Apr 19 13:35:08 test1 Keepalived_vrrp: VRRP_Instance(VI_1) Transition to MASTER STATE
Apr 19 13:35:09 test1 Keepalived_vrrp: VRRP_Instance(VI_1) Entering MASTER STATE

and:

Apr 19 13:34:43 test2 Keepalived: Terminating on signal
Apr 19 13:34:43 test2 Keepalived: Stopping Keepalived v1.1.20 (08/18,2010)
Apr 19 13:34:43 test2 Keepalived_vrrp: Terminating VRRP child process on signal
Apr 19 13:34:43 test2 Keepalived_healthcheckers: Terminating Healthchecker child process on signal
Apr 19 13:34:44 test2 Keepalived: Starting Keepalived v1.1.20 (08/18,2010)
Apr 19 13:34:44 test2 Keepalived: Starting Healthcheck child process, pid=3811
Apr 19 13:34:44 test2 Keepalived: Starting VRRP child process, pid=3812
Apr 19 13:34:44 test2 Keepalived_healthcheckers: Initializing ipvs 2.6
Apr 19 13:34:44 test2 Keepalived_vrrp: Registering Kernel netlink reflector
Apr 19 13:34:44 test2 Keepalived_vrrp: Registering Kernel netlink command channel
Apr 19 13:34:44 test2 Keepalived_vrrp: Registering gratutious ARP shared channel
Apr 19 13:34:44 test2 Keepalived_vrrp: Initializing ipvs 2.6
Apr 19 13:34:44 test2 Keepalived_healthcheckers: IPVS: Can't initialize ipvs: Protocol not available
Apr 19 13:34:44 test2 Keepalived_healthcheckers: Registering Kernel netlink reflector
Apr 19 13:34:44 test2 Keepalived_healthcheckers: Registering Kernel netlink command channel
Apr 19 13:34:44 test2 Keepalived_healthcheckers: Opening file '/etc/keepalived/keepalived.conf'.
Apr 19 13:34:44 test2 Keepalived_vrrp: IPVS: Can't initialize ipvs: Protocol not available
Apr 19 13:34:44 test2 Keepalived_healthcheckers: Configuration is using : 3103 Bytes
Apr 19 13:34:44 test2 Keepalived_healthcheckers: Using LinkWatch kernel netlink reflector...
Apr 19 13:34:44 test2 Keepalived_vrrp: Opening file '/etc/keepalived/keepalived.conf'.
Apr 19 13:34:44 test2 Keepalived_vrrp: Configuration is using : 31958 Bytes
Apr 19 13:34:44 test2 Keepalived_vrrp: Using LinkWatch kernel netlink reflector...
Apr 19 13:34:45 test2 Keepalived_vrrp: VRRP_Instance(VI_1) Transition to MASTER STATE
Apr 19 13:34:46 test2 Keepalived_vrrp: VRRP_Instance(VI_1) Entering MASTER STATE

The 'state MASTER' will confuse matters as they will both initially transition to MASTER and assume the IP (as per your logs) - you only want MASTER on one of them and BACKUP on the other (so one starts off passive).
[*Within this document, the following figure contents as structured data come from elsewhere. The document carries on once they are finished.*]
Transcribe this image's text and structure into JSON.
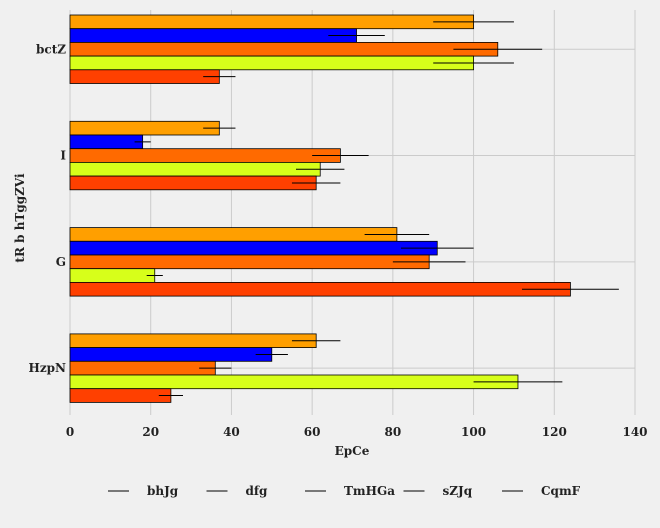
{
  "chart_data": {
    "type": "bar",
    "orientation": "horizontal",
    "title": "",
    "xlabel": "EpCe",
    "ylabel": "tR b hTggZVi",
    "xlim": [
      0,
      140
    ],
    "xticks": [
      0,
      20,
      40,
      60,
      80,
      100,
      120,
      140
    ],
    "grid": true,
    "legend_position": "bottom",
    "categories": [
      "bctZ",
      "I",
      "G",
      "HzpN"
    ],
    "series": [
      {
        "name": "bhJg",
        "color": "#ff9f00",
        "values": [
          100,
          37,
          81,
          61
        ],
        "errors": [
          10,
          4,
          8,
          6
        ]
      },
      {
        "name": "dfg",
        "color": "#0000ff",
        "values": [
          71,
          18,
          91,
          50
        ],
        "errors": [
          7,
          2,
          9,
          4
        ]
      },
      {
        "name": "TmHGa",
        "color": "#ff6a00",
        "values": [
          106,
          67,
          89,
          36
        ],
        "errors": [
          11,
          7,
          9,
          4
        ]
      },
      {
        "name": "sZJq",
        "color": "#d7ff1a",
        "values": [
          100,
          62,
          21,
          111
        ],
        "errors": [
          10,
          6,
          2,
          11
        ]
      },
      {
        "name": "CqmF",
        "color": "#ff4000",
        "values": [
          37,
          61,
          124,
          25
        ],
        "errors": [
          4,
          6,
          12,
          3
        ]
      }
    ]
  }
}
However, since they both presumably stay as MASTER it would suggest they can't see each other's VRRP announcements (if they could one would step down after seeing a higher priority announced).

Check you can see multicast traffic from both hosts (tcpdump multicast).

Edit: crap, just realised this is quite old - might be useful for anyone else using keepalived though.